La définition des deux termes “ organisation ” et “ institution ” est parfois inversée. L’organisation reflète dans ce cas “ le mode d’organisation ” à l’intérieur d’une société sur la base des schémas culturels. L’institution définit à l’inverse un groupement d’hommes au travail : cette définition est plus volontiers utilisée par les juristes pour parler par exemple des “ institutions étatiques ”. Ces deux modèles de définition contradictoires sont devenus si courant qu’ils se juxtaposent parfois chez un même auteur, selon qu’il aborde une partie juridique, économique, sociologique ou anthropologique.

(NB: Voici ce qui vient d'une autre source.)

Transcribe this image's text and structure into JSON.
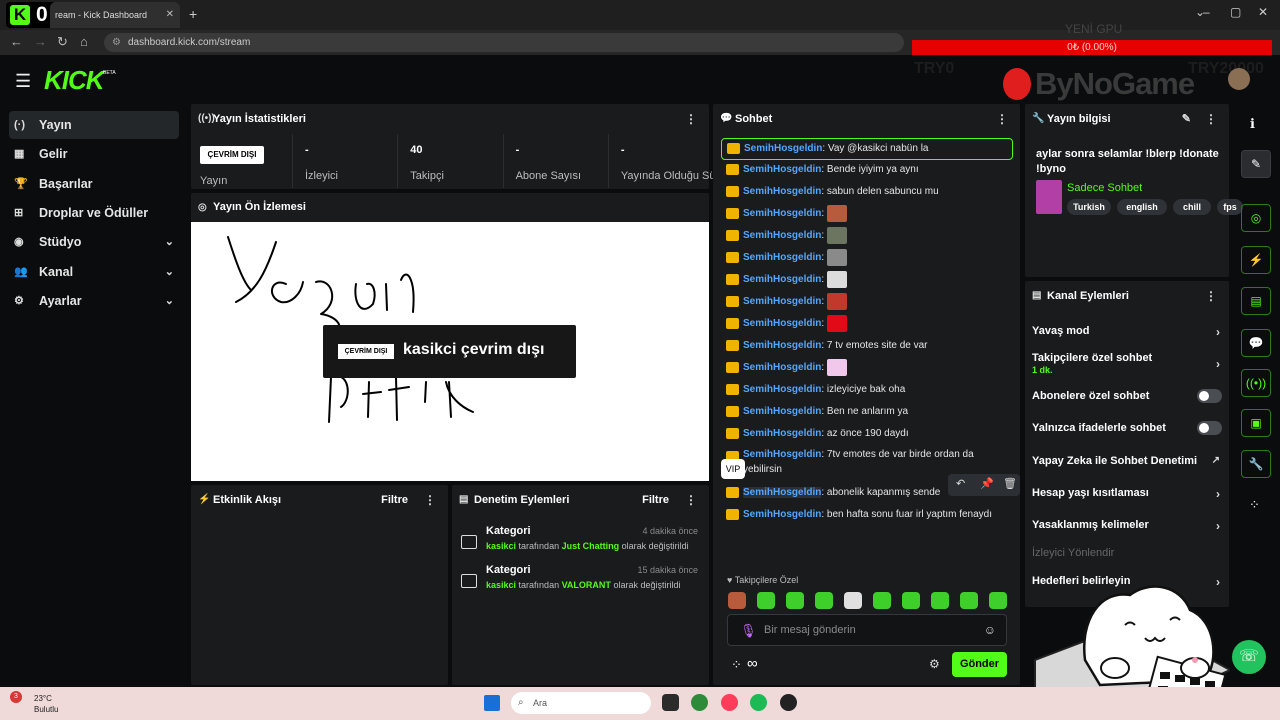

Le terme “ entreprises ” possède lui aussi plusieurs sens. Dans la plupart des textes, les approches économiques et juridiques se rencontrent, alors que les chercheurs de ces deux disciplines n’ont malheureusement pas harmonisé leurs termes. Juridiquement parlant, une entreprise est une unité économique de base, familiale en général, dont le propriétaire est responsable des gains et dettes sans limitation. En cas de déficit, ses biens personnels seront saisis pour couvrir les pertes. Les autres unités économiques, sont des “ sociétés ” dans les textes francophones ou des “ compagnies ” dans les textes anglophones. En revanche, l’économie utilise volontiers le terme “ entreprise ” pour décrire toute unité économique (le terme “ entrepreneur ” est même parfois associé à “ grands

entrepreneurs ”). La classification “ P.M.E. ” est un exemple de cette fusion : elle regroupe les notions d’entreprise, de SARL voire de S.A. (ou S.P.A. dans les traductions vietnamiennes en langue française) et différents types de propriété, individuelle, familiale, coopérative et étatique. Nous utilisons donc le terme entreprise en son acception économique.